Dopo l’esperienza di ottobre sei entrato ancora a Gaza?
          Sì, mi è riuscito di entrare per Natale. Il 20 dicembre, abbiamo fatto un ponte di solidarietà con la comunità cristiana di Gaza, che celebra in Natale nella domenica precedente il 25. Siamo entrati grazie alla mediazione e alla presenza del patriarca di Gerusalemme e di quello di Nazareth, con due automobili. Anche questa volta è stata un’esperienza dove abbiamo vissuto un grande contrasto, non solo fra il dentro e il fuori, ma soprattutto fra la devastazione materiale e il clima di gioia che abbiamo trovato, con tutti i ragazzi vestiti a festa, con i vestiti puliti e la camicia bianchissima, che sembra quasi impossibile sia così. E poi anche un pranzo pieno di cose, che contrasta con una situazione di devastazione in cui si vive, e che è stato possibile approntare solo grazie ai tunnel clandestini che mettono in comunicazione la striscia di Gaza con l’esterno e permettono qualche piccolo approvvigionamento in più.

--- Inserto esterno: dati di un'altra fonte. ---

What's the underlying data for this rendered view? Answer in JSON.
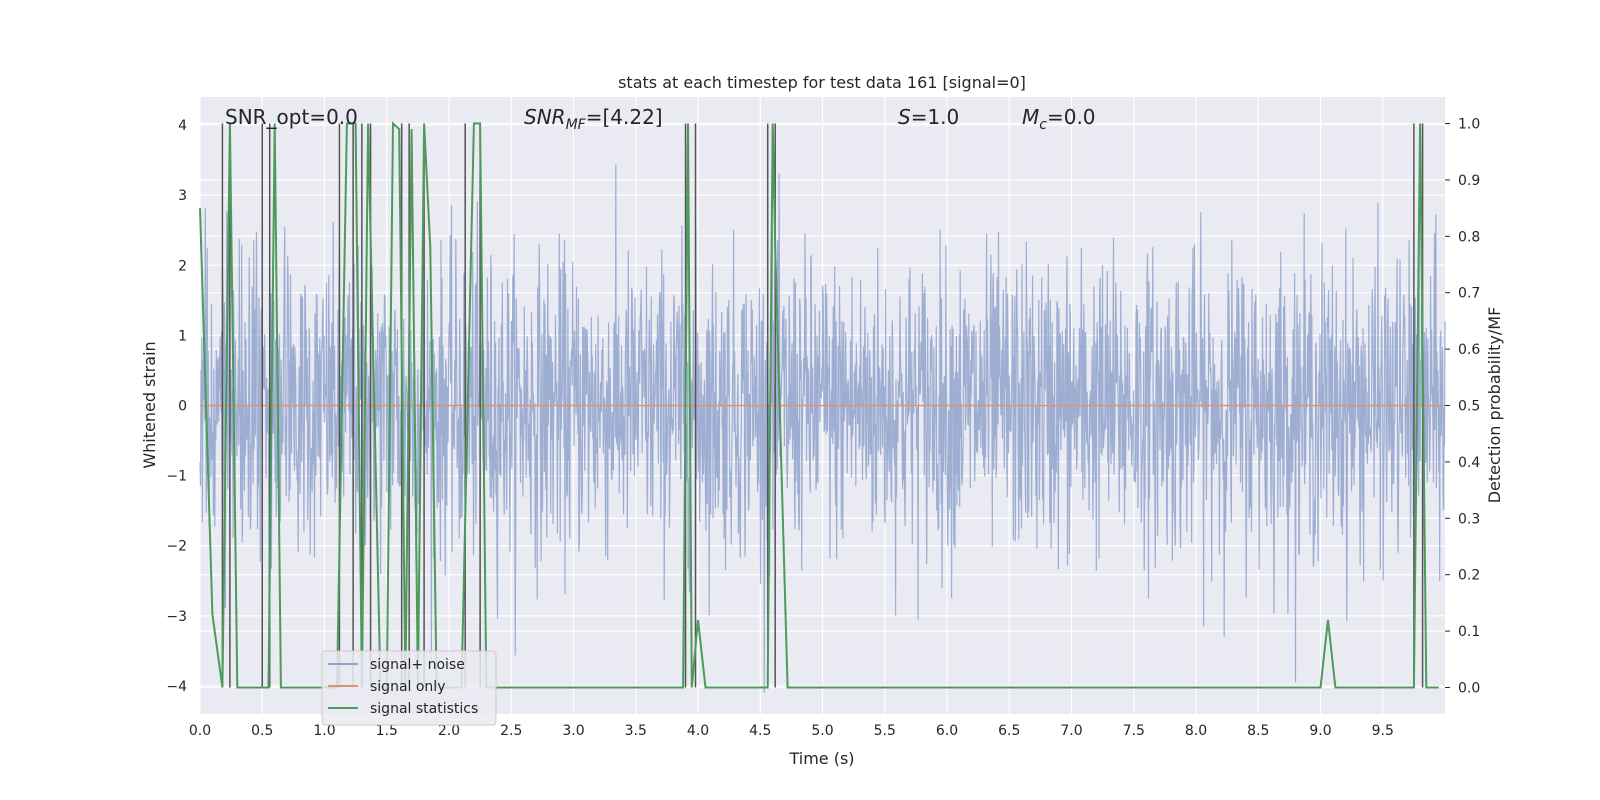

Il Natale della comunità cristiana di Gaza solleva un problema molto serio: come sono i rapporti fra palestinesi cristiani e musulmani, che condividono di fatto la stessa situazione di difficoltà e di sofferenza?

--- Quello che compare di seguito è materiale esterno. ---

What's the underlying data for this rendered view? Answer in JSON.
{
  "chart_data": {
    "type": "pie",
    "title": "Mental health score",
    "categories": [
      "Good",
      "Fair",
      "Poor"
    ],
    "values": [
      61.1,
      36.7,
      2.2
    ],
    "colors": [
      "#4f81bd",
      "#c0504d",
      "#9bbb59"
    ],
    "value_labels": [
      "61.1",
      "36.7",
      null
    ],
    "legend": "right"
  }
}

          Ciò che caratterizza quelle relazioni è la capacità di convivere. Più che un modello questa convivenza è la dimostrazione che dove i popoli sono abituati a convivere e hanno vissuto assieme non ci sono i problemi che spesso noi immaginiamo. Ciò non significa che tutto sia privo di tensioni: c’è il problema di essere minoranza, l’integralismo è presente e non è una questione che possiamo sottovalutare. Ma la capacità di convivenza rimane molto forte. Questo, però, non deriva tanto dalla condivisione della propria condizione di oppressi, quanto dalla consapevolezza che nella fede l’avvicinarsi a Dio non può che portare al riconoscimento della fraternità con l’altro.